今から38年前、1987(昭和62)年11月に公開された映画『私をスキーに連れてって』は、日本映画史において特異な成功を収めた作品だ。主演の三上博史と原田知世(マジ天使!)が演じる若者たちが、スキーを通じて恋と青春を謳歌するストーリーは、多くの観客の心をつかみ、映画そのものが社会現象へと発展した。スキーブームの火付け役である。
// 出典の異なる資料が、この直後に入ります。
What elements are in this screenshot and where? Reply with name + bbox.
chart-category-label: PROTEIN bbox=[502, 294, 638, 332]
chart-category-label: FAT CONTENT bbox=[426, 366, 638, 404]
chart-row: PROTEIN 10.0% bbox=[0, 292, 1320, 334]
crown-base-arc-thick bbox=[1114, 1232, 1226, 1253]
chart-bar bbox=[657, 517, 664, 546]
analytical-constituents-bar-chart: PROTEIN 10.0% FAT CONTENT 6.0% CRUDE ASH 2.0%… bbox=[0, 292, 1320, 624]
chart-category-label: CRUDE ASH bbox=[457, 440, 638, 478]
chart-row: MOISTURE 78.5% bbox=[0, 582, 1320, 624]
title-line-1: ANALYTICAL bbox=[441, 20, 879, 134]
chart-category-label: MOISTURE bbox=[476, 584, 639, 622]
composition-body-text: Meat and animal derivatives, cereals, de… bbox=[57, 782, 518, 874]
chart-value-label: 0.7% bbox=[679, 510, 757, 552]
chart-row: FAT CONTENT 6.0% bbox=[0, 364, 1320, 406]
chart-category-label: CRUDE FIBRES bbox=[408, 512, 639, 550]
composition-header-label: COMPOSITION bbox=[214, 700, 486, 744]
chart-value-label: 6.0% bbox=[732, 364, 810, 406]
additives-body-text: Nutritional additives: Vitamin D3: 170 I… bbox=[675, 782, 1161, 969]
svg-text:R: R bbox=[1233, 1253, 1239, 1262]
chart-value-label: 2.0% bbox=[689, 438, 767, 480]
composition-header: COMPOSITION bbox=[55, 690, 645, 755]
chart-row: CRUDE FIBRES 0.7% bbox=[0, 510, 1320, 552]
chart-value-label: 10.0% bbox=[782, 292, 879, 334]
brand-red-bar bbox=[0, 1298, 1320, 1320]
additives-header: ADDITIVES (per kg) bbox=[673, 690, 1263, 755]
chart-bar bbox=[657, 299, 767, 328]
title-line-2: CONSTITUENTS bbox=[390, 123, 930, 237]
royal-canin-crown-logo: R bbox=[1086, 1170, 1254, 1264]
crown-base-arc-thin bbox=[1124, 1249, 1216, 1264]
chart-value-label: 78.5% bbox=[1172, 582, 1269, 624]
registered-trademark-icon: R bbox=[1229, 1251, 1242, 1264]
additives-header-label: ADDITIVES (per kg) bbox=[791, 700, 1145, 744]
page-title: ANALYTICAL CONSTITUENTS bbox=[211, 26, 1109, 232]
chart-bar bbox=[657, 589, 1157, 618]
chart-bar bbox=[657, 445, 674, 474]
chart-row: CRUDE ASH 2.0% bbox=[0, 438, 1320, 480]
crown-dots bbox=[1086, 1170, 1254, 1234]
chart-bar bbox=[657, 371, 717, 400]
公開後、スキー場には若者たちが殺到し、スキー用品の売り上げが急増。スキーウェアブランド「フェニックス」や、劇中に登場した
「トヨタ・セリカGT-FOUR(ST165型)」
の人気も高まり、スキー場へ向かう高速道路や鉄道は繁忙期の混雑を極めた。
しかし、この映画のヒットを「時代の空気」による一過性のブームと片付けるのは適切ではない。なぜ『私をスキーに連れてって』はこれほどまでに人々の心を捉えたのか。その理由を明らかにするため、当時の社会背景と「移動」の視点から分析する。